Almaty is a beautiful city located near the foothills of the Zailiyskiy Alatau  Mountains near the border with Kyrgyzstan. Our group took a cable car from downtown up to one of the small foothills that included a small amusement park (primarily a Ferris wheel), a restaurant, some shops and a large communication tower. 
The Ferris wheel is visible to the left and the rounded building to the right is the restaurant. 
A cable car starting the descent.
A view in the opposite direction. 
The restaurant is a round-domed building perched on the edge of the hill and has great views of the city, although we were not sitting near any of the windows. It obviously is designed as a tourist destination as historical scenes are depicted on the walls around the restaurant. But unlike many tourist destinations, this place delivers. 
Abay, perched on the edge of the hill, included outside seating. We ate inside. 

The dining room inside the circular dome.
A mural with a traditional Kazakh motif.
A mural featuring a Kazakh meal.
Beautiful tiles on an entry way wall.
We were treated to three beautiful young women playing local instruments and singing and it was probably the second best music we heard on the trip (bested by an orchestra using traditional instruments in Tashkent, Uzbekistan), and we heard lots of different groups singing and playing traditional music. 
We were sitting at large rectangular tables and were first served by an array of salads, including wonderful vegetables marinated in a teriyaki type sauce (variously colored peppers, tomatoes, onions, mushrooms and eggplant), one of the best salads we had on our trip; a green lettuce salad with chicken and a Caesar-type dressing which most people ate, throwing caution to the wind (most people were avoiding lettuce, because of the possibility of getting sick - but this looked so good it was hard to pass up); and marinated purple cabbage; some green scallions; etc. 

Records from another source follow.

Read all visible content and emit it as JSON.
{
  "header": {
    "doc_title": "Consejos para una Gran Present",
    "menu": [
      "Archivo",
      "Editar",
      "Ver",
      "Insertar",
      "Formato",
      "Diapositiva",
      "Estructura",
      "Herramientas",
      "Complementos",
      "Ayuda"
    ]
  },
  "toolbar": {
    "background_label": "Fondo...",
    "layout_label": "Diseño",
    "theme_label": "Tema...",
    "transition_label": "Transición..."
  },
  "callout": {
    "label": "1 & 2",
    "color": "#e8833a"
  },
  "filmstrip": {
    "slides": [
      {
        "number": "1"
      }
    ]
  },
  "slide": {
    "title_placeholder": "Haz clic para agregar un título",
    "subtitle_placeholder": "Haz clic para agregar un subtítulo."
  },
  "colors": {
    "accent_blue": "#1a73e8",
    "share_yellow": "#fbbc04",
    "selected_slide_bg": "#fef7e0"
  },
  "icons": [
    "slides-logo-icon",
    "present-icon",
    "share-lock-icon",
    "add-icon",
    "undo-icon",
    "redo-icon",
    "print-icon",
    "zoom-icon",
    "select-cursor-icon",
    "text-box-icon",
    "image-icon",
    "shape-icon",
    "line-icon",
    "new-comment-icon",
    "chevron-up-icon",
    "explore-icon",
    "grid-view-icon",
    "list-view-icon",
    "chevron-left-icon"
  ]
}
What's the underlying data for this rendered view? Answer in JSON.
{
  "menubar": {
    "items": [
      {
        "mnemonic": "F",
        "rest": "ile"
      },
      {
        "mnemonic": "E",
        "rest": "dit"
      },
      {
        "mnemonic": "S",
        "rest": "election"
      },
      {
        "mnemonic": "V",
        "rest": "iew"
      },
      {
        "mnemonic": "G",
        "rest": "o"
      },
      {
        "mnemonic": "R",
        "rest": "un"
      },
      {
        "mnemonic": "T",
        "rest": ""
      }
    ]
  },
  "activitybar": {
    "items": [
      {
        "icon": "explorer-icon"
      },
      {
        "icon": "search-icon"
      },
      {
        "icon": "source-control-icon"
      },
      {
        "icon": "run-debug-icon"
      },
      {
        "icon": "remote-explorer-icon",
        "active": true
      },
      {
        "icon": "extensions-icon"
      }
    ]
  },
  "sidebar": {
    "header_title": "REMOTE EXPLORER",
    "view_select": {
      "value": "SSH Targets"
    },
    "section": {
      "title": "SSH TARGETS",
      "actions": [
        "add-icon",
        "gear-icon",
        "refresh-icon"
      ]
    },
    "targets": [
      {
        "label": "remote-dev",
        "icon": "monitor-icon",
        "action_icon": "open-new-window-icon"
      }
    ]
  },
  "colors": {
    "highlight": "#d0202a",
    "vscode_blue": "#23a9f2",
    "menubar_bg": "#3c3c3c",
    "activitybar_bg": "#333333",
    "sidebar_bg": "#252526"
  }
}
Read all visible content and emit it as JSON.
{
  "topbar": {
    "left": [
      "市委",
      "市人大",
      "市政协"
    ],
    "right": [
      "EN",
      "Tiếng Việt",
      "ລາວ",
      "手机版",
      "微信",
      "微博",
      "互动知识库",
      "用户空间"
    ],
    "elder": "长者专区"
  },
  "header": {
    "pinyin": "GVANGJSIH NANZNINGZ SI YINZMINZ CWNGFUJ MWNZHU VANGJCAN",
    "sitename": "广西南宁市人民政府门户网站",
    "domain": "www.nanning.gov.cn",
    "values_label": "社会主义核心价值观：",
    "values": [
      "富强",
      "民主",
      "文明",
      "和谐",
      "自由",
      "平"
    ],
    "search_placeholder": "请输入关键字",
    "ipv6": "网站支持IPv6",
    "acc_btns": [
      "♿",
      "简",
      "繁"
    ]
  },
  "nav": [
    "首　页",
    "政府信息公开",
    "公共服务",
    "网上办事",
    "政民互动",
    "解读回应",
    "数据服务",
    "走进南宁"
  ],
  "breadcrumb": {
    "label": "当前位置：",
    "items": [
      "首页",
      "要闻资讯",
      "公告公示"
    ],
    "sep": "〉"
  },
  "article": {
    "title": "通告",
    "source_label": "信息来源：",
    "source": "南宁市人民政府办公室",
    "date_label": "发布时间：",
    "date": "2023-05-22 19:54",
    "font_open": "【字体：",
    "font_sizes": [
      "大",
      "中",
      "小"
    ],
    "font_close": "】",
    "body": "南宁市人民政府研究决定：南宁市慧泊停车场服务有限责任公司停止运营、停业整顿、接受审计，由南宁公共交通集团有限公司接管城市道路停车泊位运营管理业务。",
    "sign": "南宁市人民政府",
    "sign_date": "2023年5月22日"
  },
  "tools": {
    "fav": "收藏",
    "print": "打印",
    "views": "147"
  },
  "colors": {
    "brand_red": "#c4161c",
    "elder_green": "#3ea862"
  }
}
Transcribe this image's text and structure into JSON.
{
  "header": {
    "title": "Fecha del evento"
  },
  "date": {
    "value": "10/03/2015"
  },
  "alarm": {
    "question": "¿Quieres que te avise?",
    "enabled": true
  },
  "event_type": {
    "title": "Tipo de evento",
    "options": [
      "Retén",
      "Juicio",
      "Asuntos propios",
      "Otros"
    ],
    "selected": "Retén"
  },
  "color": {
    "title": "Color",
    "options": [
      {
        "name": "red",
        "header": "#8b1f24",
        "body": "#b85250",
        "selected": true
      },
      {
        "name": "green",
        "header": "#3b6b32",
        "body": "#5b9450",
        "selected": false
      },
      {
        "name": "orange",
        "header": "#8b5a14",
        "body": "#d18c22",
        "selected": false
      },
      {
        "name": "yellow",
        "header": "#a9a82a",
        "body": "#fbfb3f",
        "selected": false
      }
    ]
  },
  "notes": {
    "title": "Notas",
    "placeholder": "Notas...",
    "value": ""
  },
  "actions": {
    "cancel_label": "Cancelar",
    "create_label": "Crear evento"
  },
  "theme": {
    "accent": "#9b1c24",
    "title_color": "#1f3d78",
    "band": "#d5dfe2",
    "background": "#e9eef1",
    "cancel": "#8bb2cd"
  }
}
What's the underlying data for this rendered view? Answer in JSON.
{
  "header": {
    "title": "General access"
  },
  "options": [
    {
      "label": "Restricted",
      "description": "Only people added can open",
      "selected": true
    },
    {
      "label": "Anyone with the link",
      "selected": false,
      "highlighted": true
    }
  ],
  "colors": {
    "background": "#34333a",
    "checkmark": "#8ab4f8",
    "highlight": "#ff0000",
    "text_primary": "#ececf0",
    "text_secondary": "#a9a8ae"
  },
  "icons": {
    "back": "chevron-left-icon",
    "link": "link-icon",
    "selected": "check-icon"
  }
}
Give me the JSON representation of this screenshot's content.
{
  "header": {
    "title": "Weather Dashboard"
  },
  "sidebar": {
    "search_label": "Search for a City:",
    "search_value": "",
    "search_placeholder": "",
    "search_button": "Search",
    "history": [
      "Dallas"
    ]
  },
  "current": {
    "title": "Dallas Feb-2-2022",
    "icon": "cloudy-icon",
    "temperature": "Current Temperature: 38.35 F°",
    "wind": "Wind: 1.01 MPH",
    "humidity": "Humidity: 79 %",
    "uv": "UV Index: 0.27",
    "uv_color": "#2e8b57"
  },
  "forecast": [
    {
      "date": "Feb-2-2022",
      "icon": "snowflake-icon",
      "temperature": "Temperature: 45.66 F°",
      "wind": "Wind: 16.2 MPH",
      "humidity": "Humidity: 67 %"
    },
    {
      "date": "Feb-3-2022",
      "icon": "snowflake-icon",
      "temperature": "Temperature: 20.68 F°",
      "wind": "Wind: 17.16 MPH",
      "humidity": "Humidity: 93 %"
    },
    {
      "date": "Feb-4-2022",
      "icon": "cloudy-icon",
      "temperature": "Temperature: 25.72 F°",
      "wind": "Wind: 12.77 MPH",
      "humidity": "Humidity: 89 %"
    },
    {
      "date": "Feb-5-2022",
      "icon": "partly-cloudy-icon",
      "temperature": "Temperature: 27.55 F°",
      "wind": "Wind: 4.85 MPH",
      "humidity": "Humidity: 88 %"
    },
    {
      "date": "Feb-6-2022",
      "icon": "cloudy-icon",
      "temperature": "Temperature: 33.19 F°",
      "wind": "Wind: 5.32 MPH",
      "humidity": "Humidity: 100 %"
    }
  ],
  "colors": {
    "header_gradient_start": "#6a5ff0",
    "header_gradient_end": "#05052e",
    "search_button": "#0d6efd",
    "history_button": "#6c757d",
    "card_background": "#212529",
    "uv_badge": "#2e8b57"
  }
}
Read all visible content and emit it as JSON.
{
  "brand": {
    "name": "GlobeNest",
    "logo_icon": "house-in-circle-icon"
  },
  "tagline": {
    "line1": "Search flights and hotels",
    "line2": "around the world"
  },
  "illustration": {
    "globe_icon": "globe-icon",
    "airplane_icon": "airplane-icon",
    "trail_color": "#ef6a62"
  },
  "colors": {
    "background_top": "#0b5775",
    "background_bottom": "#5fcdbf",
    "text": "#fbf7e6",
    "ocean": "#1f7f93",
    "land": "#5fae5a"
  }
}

My favorite appetizer, and one of my favorite food items of the trip, was shuzhuk, a horse sausage made of horse rib meat and fat, cut into round slices about a quart inch thick. It was on a plate with a sweet and spicy mustard that complimented it perfectly. This sausage was smooth to the taste and quite pleasing. The fat had a low-melting point and gave a different texture and taste than the rest of the sausage. I was impressed that most of the people in our tour group ate the horse meat knowingly. 
Shuzhuk covered with mustard and some of the other salads.
The main dish was besbarmak, a traditional Kazakh dish made from horse hind quarters, shuzhuk, kazy (another horse sausage that is less fatty than shuzhuk) and lamb chops, along with wheat noodles and boiled potatoes, served with some spooned on onion soup. The kazy is less fatty than the shuzhuk, and not as tasty either. The boiled horse flank was quite dry and not particularly good. The lamb chops were nicely cooked and wonderful. Some people were a little more alarmed when this came around, and they learned it had more horse meat. Several people motioned our waitress to hold-down their serving sizes or to avoid giving them any at all. 
Many were also served broth that the besbarmak flesh was cooked in, but unfortunately it never made it to our table. Dessert was kind of an ordinary hard noodle candy held together by honey and sprinkled with powdered sugar. 
For me, this was by far the best group meal of our trip. I would love to go back to Kazakhstan and try more of their traditional horse-centric meals. 


  1. I agree with this being the best meal. We had several more in the same format, but none were nearly as good as this one, and the music/setting made it even more enjoyable.